包泰徳さんは大頭目である包基成さんの叔父に当り、彼らは村の長老の支持を得て政府の補助も申請した。村民には家や畑の美化を奨励し、鳥がさえずり、花が香る美しい村へと改造していった。一部の家は民宿に改修し、古秀慧さんはお年寄りの記憶を記録し始めた。
2008年、屏東科技大学森林学科の陳美惠准教授が県の依頼を受けて指導に訪れ、自然保護を中心とする「エコツアー」を導入し、村民は将来の発展に自信を持った。
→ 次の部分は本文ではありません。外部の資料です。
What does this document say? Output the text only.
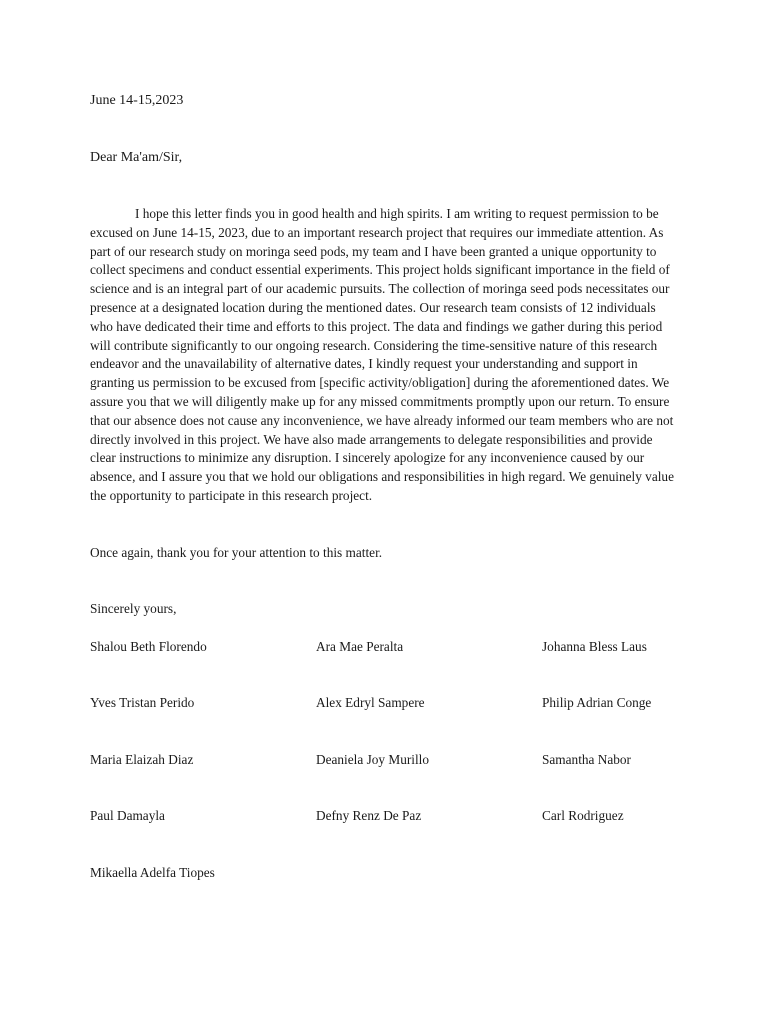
June 14-15,2023
Dear Ma'am/Sir,

I hope this letter finds you in good health and high spirits. I am writing to request permission to be excused on June 14-15, 2023, due to an important research project that requires our immediate attention. As part of our research study on moringa seed pods, my team and I have been granted a unique opportunity to collect specimens and conduct essential experiments. This project holds significant importance in the field of science and is an integral part of our academic pursuits. The collection of moringa seed pods necessitates our presence at a designated location during the mentioned dates. Our research team consists of 12 individuals who have dedicated their time and efforts to this project. The data and findings we gather during this period will contribute significantly to our ongoing research. Considering the time-sensitive nature of this research endeavor and the unavailability of alternative dates, I kindly request your understanding and support in granting us permission to be excused from [specific activity/obligation] during the aforementioned dates. We assure you that we will diligently make up for any missed commitments promptly upon our return. To ensure that our absence does not cause any inconvenience, we have already informed our team members who are not directly involved in this project. We have also made arrangements to delegate responsibilities and provide clear instructions to minimize any disruption. I sincerely apologize for any inconvenience caused by our absence, and I assure you that we hold our obligations and responsibilities in high regard. We genuinely value the opportunity to participate in this research project.

Once again, thank you for your attention to this matter.
Sincerely yours,
Shalou Beth Florendo	Ara Mae Peralta	Johanna Bless Laus
Yves Tristan Perido	Alex Edryl Sampere	Philip Adrian Conge
Maria Elaizah Diaz	Deaniela Joy Murillo	Samantha Nabor
Paul Damayla	Defny Renz De Paz	Carl Rodriguez
Mikaella Adelfa Tiopes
「阿礼には非常に豊かなエコツアーの資源があります」と陳美惠准教授は言う。自然資源としては、阿礼村は双鬼湖(大鬼湖と小鬼湖)の野生動物重要生息環境の入り口に位置し、鳥類(クマタカ、タイワンコノハズク、シロクロヒタキ)、昆虫(チョウ、ホタル、甲虫)、哺乳類(スイロク、ムササビ、センザンコウ)などが見られる。文化的にも貴重で、西ルカイの中でも日本植民地と国民政府による集落移転という「迫害」に遭わなかったのは阿礼村と隣りの吉露村だけだ。
ところが、昨年の台風8号の後、吉露村は地滑りに遭い、村全体が移転を余儀なくされ、阿礼村の「上部落」がルカイの住む唯一の拠点となった。
頭目の家はまるで活きた博物館のようで、石板屋の内部には「ルカイの三宝」――陶器の壺、瑠璃珠、銅刀があり、家の下には前三代の大頭目を埋葬した葬穴がある(ルカイの人々は死後にしゃがんだ姿で家の石板の下に葬られる)。また、ここには人間と大自然との緊密な関係がある。例えば、農薬や化学肥料を使わない自然農法を行ない、机や床には石板を用い、東屋なども周囲にある建材で建てている。「伝統の知恵」は他の多くの原住民集落に比べても、豊富に保存されている。
阿礼集落の「上部落」と「下部落」を結ぶ道には見事な石板壁があり、一枚一枚にルカイの文化と伝説が刻まれている。